The San Diego County Board of Supervisors Tuesday took the first step toward strengthening an outreach program for veterans being held in the Vista Detention Facility.
On a 4-0 vote — Greg Cox was absent — the board directed Chief Administrative Officer Helen Robbins-Meyer to develop a plan for participants in the Veterans Moving Forward program at the Vista Detention Facility, including options for future housing.
Robbins-Meyer will also find additional vocational training space in the jail, and work with community partners to develop job training and certification opportunities for veterans after they’re released. Robbins-Meyer will have up to three months to present the board with a plan.
Supervisor Kristin Gaspar — who along with Jim Desmond recommended the proposal — said the county is home to one of the largest population of veterans in the United States and “adjusting to civilian life is very challenging,” especially for those who find themselves in jail.
According to the county, there has been a significant increase in the number of veterans booked into regional jails over the past three years. In 2018, there were 637 veterans booked into a San Diego County jail, with an average of three bookings per veteran.

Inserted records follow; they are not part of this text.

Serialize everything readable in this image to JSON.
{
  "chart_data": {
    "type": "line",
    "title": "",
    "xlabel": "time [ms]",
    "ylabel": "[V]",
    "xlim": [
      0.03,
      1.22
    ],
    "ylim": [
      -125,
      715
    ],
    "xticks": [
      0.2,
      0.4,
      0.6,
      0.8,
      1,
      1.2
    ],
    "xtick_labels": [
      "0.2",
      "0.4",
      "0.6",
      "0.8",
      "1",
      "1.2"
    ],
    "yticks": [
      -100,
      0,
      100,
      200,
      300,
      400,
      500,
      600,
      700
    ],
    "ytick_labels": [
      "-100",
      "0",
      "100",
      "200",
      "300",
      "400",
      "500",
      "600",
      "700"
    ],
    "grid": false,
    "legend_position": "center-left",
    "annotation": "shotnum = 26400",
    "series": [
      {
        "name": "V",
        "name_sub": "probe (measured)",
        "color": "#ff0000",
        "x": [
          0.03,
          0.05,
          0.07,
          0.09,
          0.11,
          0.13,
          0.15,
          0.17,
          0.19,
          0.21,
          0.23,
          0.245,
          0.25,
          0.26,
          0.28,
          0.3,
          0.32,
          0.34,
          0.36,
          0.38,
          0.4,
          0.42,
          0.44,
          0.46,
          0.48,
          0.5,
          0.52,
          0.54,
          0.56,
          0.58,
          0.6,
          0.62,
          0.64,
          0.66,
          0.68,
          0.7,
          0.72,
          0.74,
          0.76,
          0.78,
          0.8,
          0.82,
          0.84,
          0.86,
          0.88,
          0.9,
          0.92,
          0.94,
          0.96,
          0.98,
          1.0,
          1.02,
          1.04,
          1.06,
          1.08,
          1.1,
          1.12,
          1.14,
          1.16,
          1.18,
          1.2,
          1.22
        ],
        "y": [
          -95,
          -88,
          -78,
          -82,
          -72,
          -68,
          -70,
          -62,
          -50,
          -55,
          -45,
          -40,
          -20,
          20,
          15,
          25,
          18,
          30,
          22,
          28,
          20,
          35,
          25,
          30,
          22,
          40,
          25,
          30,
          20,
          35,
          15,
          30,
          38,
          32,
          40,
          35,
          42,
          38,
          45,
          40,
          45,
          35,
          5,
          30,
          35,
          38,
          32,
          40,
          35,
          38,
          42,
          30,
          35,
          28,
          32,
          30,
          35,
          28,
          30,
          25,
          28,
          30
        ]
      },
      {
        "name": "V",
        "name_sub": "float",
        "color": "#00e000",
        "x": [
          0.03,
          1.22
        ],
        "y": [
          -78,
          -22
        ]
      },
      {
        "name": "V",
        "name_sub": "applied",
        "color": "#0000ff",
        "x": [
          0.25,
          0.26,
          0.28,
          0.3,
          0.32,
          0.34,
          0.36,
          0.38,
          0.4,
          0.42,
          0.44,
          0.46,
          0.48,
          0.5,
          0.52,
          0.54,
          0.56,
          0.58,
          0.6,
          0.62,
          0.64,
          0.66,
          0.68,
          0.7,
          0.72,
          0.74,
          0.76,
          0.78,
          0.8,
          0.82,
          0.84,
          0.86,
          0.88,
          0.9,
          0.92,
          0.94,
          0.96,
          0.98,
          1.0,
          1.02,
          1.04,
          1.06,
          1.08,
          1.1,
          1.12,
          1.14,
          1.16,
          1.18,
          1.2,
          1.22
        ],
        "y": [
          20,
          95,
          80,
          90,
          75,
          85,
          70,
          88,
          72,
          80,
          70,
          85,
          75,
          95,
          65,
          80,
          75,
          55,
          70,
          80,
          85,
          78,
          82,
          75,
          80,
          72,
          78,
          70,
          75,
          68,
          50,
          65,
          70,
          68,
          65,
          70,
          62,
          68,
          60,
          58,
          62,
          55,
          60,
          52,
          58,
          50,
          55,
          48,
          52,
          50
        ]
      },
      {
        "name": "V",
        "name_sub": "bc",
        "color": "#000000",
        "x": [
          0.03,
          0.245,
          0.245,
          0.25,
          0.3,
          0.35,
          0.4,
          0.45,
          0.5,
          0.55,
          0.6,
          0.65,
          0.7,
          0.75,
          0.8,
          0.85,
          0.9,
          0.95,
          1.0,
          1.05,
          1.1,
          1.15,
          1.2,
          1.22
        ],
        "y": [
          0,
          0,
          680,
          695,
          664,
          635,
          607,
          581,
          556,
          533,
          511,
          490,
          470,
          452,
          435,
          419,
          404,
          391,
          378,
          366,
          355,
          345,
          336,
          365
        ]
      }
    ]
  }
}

In 2013, the county Sheriff’s Department and San Diego Veterans Administration started the Veterans Moving Forward program for male veterans in the Vista jail.
According to county documents, the program “provides veterans necessary in-custody treatment, services, and community linkages to reduce their chance of incarceration.”
During a three-year period, the San Diego Association of Governments conducted an evaluation of the VMF program, followed up by report released in March. The study compared two groups of veterans, including 141 who lived in a veterans-only housing unit and a second group housed in a detention facility with the general population.
The SANDAG report highlighted program successes, including the use of a multi-disciplinary team to help veterans re-entering the civilian world, but concluded improvements were needed in helping veterans with basic needs, housing and employment.
Along with housing assistance, the VMF program has also identified a greater need for substance use treatment and financial assistance.
Desmond, who served in the Navy, described the program as “what’s right with government.” He said he recently toured the Vista jail and saw vets taking courses and even meditating.
Supervisor Nathan Fletcher said veterans aren’t immune from accountability if they commit crimes. But if they pay their debt to society, a grateful nation allows for their redemption.
“As a country, we’re remarkably efficient at making combat veterans, along with paying for a massive military budget,” said Fletcher, himself a Marine. “Today’s action helps us to fulfill the care of those that we make.”
Fletcher suggested that the county extend the program to its central jail downtown.
Several members of American Combat Veterans of War spoke in favor of the program.
David Brahms, a Marine and attorney, said his group’s mission “is to reach out to those who have experienced the horrors of war, those who need a hand up,” which includes mentoring veterans in the Vista jail and even giving them pocket money.
“We’d like to think we’ve made a difference and like to continue our efforts,” Brahms said. “When those (jail) gates clang shut, a veteran is isolated from the world.”